QCOSTARCIA – On February 19, the Legislative Assembly approved in a second debate the creation of the Costa Rican Space Agency (AEC). However, the law promoted by the legislator of the Partido Liberacion Nacional (PLN), Aida Montiel, has been the subject of criticism.
But this Wednesday the retired scientist and former NASA astronaut, Franklin Chang-Díaz, assured that this new entity is necessary for the well-being of the country. That is why he urged president Carlos Alvarado to sign the law instead of vetoing it.
“The project, launched in 2019, catapults our country to the front and center of the space age with unimaginable opportunities for our youth and future generations in new industries and skills of immense value to our economy.
“In a few days we will reach that crossroads and our country must be prepared to play the role that corresponds to it with the appropriate instruments. The Space Agency is one of them. It is necessary. We must not back down. The law should not be vetoed,” Chang pointed out through social networks.
For the founder of the Ad Astra Rocket space company, the AEC can be implemented in a “responsible” way.
The former astronaut assures that “with a small human team that operates both with agility and ownership”, the new institution could promote an increase in Foreign Direct Investment (FDI) in the country.
As an example of this, he highlighted the incursion of the aerospace industry company, Leolabs, in Costa Rica. Precisely, this satellite population mapping and monitoring service provider announced in July 2020 its arrival in Costa Rica.

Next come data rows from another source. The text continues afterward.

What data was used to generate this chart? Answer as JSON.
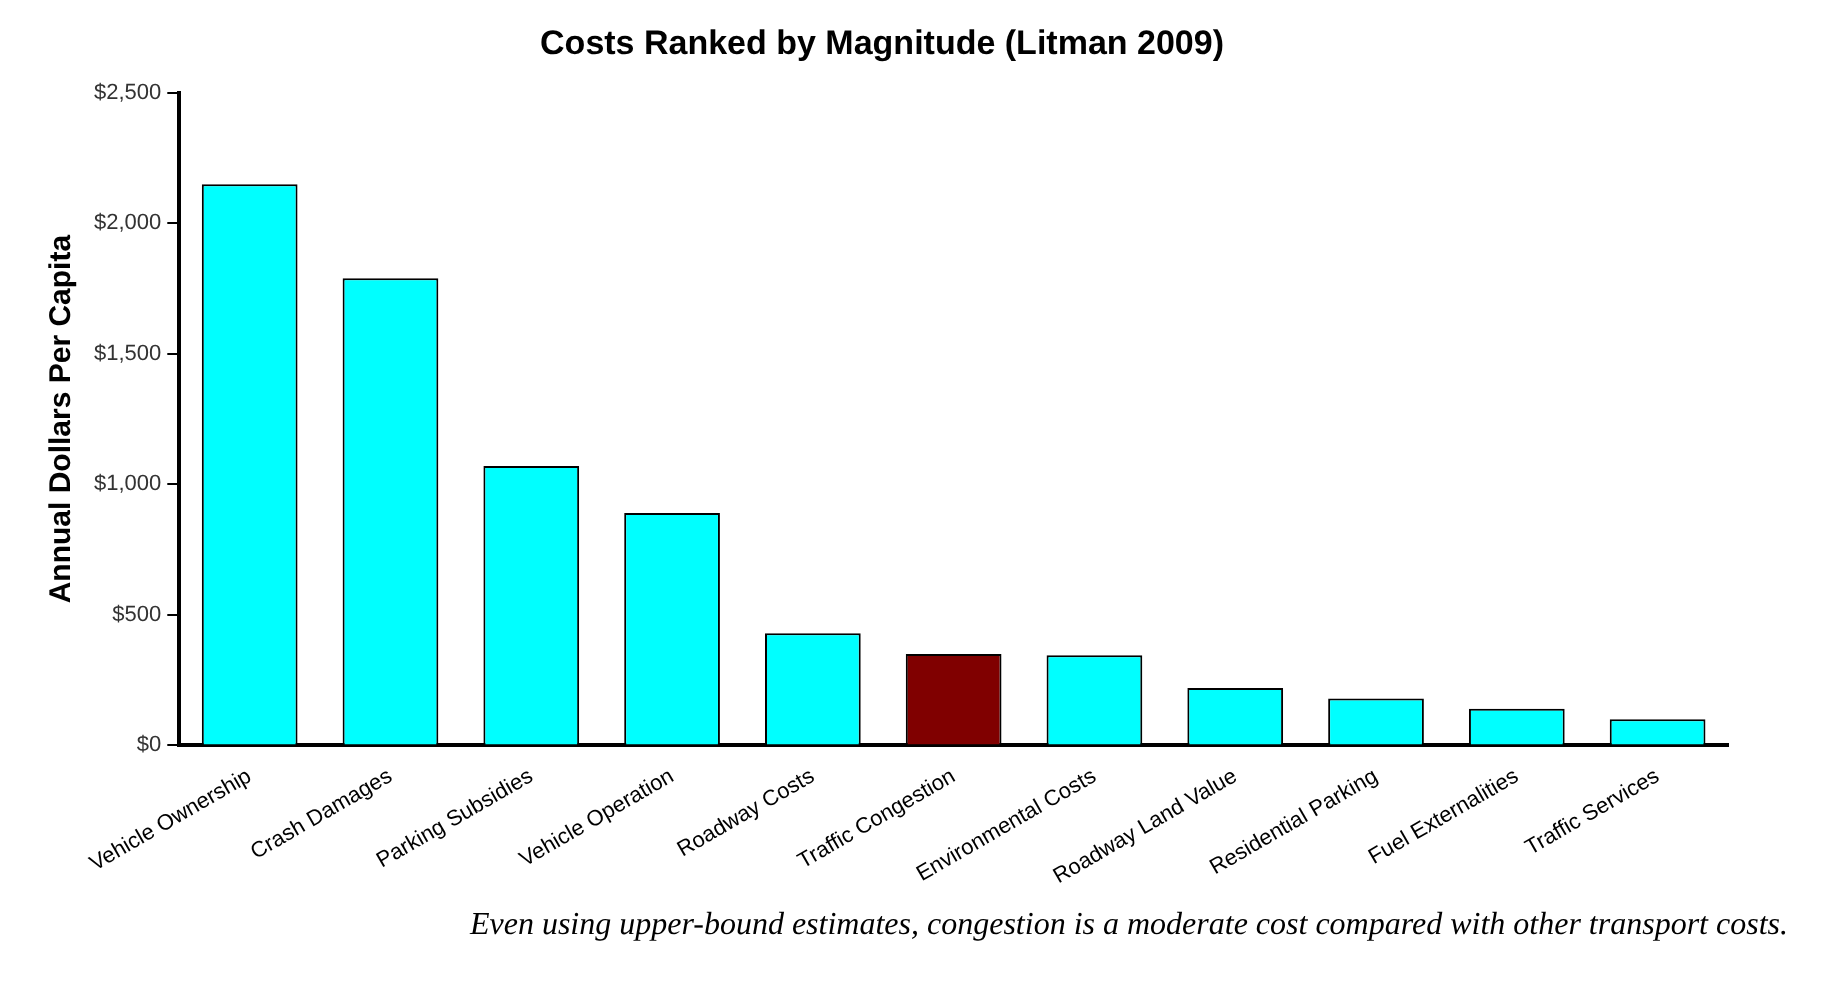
{
  "chart_data": {
    "type": "bar",
    "title": "Costs Ranked by Magnitude (Litman 2009)",
    "ylabel": "Annual Dollars Per Capita",
    "categories": [
      "Vehicle Ownership",
      "Crash Damages",
      "Parking Subsidies",
      "Vehicle Operation",
      "Roadway Costs",
      "Traffic Congestion",
      "Environmental Costs",
      "Roadway Land Value",
      "Residential Parking",
      "Fuel Externalities",
      "Traffic Services"
    ],
    "values": [
      2150,
      1790,
      1070,
      890,
      430,
      350,
      345,
      220,
      180,
      140,
      100
    ],
    "colors": [
      "#00ffff",
      "#00ffff",
      "#00ffff",
      "#00ffff",
      "#00ffff",
      "#800000",
      "#00ffff",
      "#00ffff",
      "#00ffff",
      "#00ffff",
      "#00ffff"
    ],
    "ylim": [
      0,
      2500
    ],
    "yticks": [
      {
        "value": 0,
        "label": "$0"
      },
      {
        "value": 500,
        "label": "$500"
      },
      {
        "value": 1000,
        "label": "$1,000"
      },
      {
        "value": 1500,
        "label": "$1,500"
      },
      {
        "value": 2000,
        "label": "$2,000"
      },
      {
        "value": 2500,
        "label": "$2,500"
      }
    ],
    "grid": false,
    "legend": false,
    "annotations": [
      "Even using upper-bound estimates, congestion is a moderate cost compared with other transport costs."
    ]
  }
}
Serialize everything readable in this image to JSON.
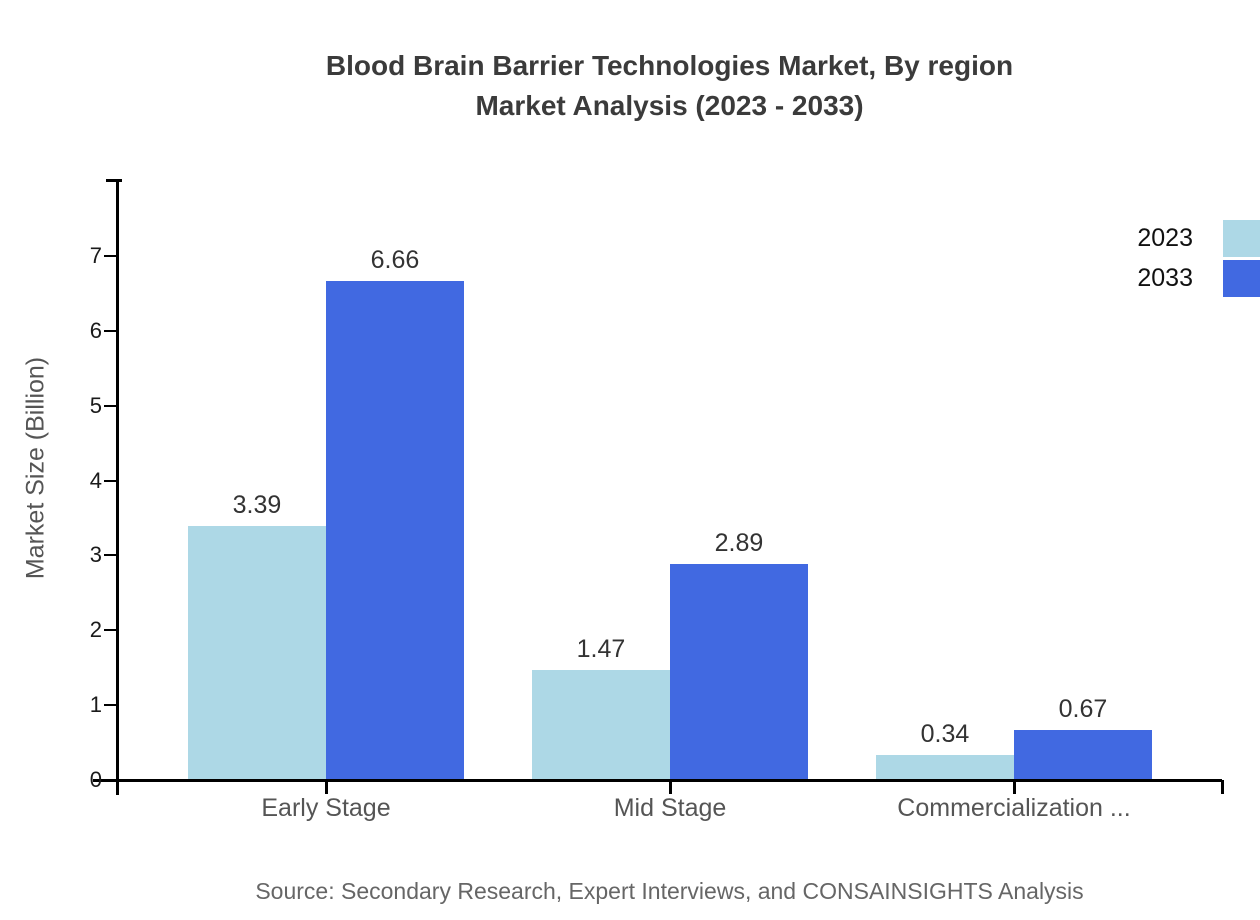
{
  "title": {
    "line1": "Blood Brain Barrier Technologies Market, By region",
    "line2": "Market Analysis (2023 - 2033)"
  },
  "source_note": "Source: Secondary Research, Expert Interviews, and CONSAINSIGHTS Analysis",
  "chart_data": {
    "type": "bar",
    "title": "Blood Brain Barrier Technologies Market, By region Market Analysis (2023 - 2033)",
    "categories": [
      "Early Stage",
      "Mid Stage",
      "Commercialization ..."
    ],
    "series": [
      {
        "name": "2023",
        "color": "#add8e6",
        "values": [
          3.39,
          1.47,
          0.34
        ]
      },
      {
        "name": "2033",
        "color": "#4169e1",
        "values": [
          6.66,
          2.89,
          0.67
        ]
      }
    ],
    "xlabel": "",
    "ylabel": "Market Size (Billion)",
    "ylim": [
      0,
      7.5
    ],
    "y_ticks": [
      0,
      1,
      2,
      3,
      4,
      5,
      6,
      7
    ],
    "value_labels": true,
    "grid": false,
    "legend_position": "top-right",
    "colors": {
      "axis": "#000000",
      "title_text": "#3b3b3b",
      "tick_text": "#1a1a1a",
      "value_label_text": "#333333",
      "category_text": "#555555",
      "ylabel_text": "#555555",
      "source_text": "#666666"
    }
  }
}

“A crisis should not be wasted. The Space Agency is necessary to sign agreements and open doors, especially to our youth. No law is perfect. The most important thing is to move forward.
Chang recalled the phrase “for what tractors without violins?” of former president José Figueres Ferrer, in 1972, during the delivery of instruments to the National Symphony Orchestra at a time when the country was in the middle of an economic crisis.
Chang added that, in 1958, the creation of the United States Space Agency (NASA) was severely questioned. This because the United States was mired in a recession after World War II.
However, a decade later, it managed to place the first human being on the moon.
During the last two weeks, criticism of this initiative increased after its approval. These are focused on financing the new institution.